I refer instead to the sloth that is a very pervasive human condition, found in Manhattan as well as Mumbai and Morocco, and from Boston to Berlin and Beijing.

This sloth is a terrible affliction and is included in the medieval Christians’ list of seven deadly sins——- a serious moral offense, along with: pride, covetousness, lust, envy, gluttony, and anger. This sloth means the indolence shown when a teenager drops his or her clothes on the floor instead of hanging them up right away. It speaks of the habitual avoidance of any exertion, effort, or work whenever possible. I view it as a personality defect.

Do you know anyone who squeezes toothpaste from the top or middle of the tube, rather than from the bottom? That is also an example of sloth. In my experience and informal, anecdotal interview data, that behavior is somewhat gender-related in couples living together: men generally squeeze from the bottom; women from the top.

Before materials technology replaced the lead-tin alloy toothpaste tubes with all-plastic tubes (in the 1990's) this was an IRRITANT IN THE RELATIONSHIPS OF MANY COUPLES. The reason was that the metal tubes were NOT resilient. Dents from squeezing remained permanent; if they happened to occur at the top or in the middle of the tube, they often made it problematical to get further toothpaste out.

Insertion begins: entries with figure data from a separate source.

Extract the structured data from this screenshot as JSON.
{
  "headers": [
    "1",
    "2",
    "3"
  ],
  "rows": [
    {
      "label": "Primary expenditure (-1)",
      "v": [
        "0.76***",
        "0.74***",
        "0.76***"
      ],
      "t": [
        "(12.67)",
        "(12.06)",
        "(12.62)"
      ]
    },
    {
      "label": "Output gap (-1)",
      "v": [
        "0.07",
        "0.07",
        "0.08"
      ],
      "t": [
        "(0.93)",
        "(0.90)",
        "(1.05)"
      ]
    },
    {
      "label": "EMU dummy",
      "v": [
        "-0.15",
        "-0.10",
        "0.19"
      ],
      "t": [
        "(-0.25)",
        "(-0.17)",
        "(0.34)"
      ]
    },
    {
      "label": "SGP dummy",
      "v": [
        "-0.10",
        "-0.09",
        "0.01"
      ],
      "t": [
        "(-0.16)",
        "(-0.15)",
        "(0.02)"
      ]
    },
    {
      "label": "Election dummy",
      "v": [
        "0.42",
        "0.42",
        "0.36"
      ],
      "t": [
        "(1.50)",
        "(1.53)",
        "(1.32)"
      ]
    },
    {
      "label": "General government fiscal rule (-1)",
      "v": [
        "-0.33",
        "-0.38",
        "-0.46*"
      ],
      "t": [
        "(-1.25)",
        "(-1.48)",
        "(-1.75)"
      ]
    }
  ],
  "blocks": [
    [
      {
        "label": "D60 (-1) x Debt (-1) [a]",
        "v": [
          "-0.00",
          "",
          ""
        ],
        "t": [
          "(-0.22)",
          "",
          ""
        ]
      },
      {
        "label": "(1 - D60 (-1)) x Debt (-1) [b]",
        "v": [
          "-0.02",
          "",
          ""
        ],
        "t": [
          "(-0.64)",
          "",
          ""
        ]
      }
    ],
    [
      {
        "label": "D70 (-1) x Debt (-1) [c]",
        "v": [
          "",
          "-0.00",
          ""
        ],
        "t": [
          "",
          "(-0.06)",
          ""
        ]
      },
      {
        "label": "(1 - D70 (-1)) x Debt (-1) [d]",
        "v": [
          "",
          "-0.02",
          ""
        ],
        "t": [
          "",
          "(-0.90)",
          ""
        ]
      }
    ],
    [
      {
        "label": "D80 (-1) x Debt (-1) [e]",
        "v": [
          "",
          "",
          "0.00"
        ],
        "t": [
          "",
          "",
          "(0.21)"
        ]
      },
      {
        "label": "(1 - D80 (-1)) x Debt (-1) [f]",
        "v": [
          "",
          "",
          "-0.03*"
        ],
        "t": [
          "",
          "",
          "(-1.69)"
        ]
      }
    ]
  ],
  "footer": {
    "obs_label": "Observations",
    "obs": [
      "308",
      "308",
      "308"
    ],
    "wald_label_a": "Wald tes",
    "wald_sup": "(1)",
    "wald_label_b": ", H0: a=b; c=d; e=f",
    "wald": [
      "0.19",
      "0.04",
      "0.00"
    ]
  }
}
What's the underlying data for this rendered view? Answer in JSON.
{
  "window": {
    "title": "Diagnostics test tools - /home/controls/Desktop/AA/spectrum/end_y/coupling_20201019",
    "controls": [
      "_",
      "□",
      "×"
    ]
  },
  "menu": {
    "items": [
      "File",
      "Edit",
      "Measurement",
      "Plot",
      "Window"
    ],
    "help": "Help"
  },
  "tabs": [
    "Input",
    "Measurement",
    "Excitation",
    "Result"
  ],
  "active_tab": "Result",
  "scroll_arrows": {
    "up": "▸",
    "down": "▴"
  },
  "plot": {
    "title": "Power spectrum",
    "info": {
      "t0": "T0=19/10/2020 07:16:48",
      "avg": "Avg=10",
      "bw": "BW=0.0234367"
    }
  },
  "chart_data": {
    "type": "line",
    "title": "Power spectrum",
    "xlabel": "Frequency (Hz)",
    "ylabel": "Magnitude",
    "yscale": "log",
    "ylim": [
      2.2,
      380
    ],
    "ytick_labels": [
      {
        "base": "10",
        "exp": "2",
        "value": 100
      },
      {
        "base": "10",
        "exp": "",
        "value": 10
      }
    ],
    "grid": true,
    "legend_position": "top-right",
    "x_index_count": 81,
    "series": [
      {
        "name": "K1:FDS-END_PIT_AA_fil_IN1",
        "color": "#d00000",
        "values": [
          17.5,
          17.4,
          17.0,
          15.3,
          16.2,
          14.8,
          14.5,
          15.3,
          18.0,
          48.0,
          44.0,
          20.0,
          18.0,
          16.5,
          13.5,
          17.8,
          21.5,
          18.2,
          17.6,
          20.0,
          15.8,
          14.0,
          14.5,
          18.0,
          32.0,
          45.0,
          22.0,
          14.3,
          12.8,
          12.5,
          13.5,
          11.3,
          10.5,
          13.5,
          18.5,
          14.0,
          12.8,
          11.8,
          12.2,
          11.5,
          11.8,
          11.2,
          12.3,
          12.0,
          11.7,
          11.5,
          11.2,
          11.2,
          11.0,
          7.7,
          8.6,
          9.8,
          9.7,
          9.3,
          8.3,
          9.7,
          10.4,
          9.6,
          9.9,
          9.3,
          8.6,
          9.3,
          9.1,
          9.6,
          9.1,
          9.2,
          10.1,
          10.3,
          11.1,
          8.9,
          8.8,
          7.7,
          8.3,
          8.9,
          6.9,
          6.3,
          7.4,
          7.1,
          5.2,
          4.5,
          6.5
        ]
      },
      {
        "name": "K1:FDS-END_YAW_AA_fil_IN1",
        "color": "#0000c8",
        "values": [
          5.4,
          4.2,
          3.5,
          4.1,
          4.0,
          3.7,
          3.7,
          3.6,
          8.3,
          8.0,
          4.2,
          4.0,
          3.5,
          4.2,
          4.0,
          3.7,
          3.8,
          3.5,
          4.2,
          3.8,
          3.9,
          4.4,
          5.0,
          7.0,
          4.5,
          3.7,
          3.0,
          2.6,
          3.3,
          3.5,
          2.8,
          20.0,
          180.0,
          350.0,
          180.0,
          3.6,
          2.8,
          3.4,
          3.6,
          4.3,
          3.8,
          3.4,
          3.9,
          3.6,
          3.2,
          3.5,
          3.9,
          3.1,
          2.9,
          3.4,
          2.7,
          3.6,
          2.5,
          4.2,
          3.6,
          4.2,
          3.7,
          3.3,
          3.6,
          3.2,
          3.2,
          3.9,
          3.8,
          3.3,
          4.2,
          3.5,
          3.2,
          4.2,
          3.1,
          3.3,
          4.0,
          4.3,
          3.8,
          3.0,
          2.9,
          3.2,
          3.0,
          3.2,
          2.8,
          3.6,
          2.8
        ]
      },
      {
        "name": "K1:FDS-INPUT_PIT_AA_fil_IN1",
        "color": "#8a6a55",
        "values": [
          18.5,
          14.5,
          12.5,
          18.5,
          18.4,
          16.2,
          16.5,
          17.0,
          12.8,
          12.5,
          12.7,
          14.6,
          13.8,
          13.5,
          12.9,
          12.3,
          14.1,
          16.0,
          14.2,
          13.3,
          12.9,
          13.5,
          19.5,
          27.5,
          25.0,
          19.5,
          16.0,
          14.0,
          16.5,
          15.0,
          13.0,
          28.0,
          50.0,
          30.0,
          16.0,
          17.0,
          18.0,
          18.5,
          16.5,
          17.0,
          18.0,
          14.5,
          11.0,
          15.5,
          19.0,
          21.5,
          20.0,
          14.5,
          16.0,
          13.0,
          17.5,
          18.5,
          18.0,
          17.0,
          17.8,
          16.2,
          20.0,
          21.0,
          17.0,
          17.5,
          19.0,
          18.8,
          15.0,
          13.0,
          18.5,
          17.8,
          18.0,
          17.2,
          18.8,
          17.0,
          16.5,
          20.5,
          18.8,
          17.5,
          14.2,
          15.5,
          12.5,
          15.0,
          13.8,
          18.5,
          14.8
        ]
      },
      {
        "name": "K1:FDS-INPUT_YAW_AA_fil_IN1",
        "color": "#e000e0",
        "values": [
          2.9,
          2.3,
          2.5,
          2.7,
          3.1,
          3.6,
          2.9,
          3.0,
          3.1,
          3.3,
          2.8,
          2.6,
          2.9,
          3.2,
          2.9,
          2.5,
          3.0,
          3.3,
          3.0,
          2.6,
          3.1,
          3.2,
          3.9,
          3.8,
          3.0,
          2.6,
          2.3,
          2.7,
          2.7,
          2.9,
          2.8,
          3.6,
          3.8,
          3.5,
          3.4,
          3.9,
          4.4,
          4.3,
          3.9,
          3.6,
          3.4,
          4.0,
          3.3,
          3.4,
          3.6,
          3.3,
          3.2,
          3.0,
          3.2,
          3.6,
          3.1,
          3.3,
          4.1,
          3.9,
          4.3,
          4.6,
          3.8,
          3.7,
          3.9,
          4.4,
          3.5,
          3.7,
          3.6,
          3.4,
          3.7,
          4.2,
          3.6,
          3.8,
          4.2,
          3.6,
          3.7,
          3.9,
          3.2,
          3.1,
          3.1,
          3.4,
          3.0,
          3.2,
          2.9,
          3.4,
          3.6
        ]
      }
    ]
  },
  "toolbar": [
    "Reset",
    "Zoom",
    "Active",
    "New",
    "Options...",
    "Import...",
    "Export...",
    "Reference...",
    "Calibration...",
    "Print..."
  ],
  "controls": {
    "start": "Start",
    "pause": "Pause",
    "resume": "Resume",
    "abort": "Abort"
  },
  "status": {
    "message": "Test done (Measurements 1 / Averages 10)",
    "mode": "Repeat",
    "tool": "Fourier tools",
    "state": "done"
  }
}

Plastic ELIMINATED THAT IRRITANT; no matter where it is squeezed, the wall of the tube springs back!! Sloth is rescued because it no longer irritates the other person in the couple.

My hypothesis is therefore that this irritant with the toothpaste may have been a(n) silent and unexamined factor in producing the HIGHER DIVORCE RATES in the US from 1945 to 1985. Sure, other factors were also at play, so my case cannot be airtight, but perhaps, at least suggestive

For that 40-year period, the US divorce rate climbed from 35% to 50% per year (that is from 35 divorces for every 100 marriages to 50 divorces per 100 marriages per year.) This was the same period during which daily tooth-brushing became a widely-practiced habit in the US (brought back from Europe by returning World War II soldiers.) The tubes were not yet all-plastic.

When the all plastic tubes took over (in the ‘90s), the divorce rate fell noticeably and has leveled off. Mere coincidence?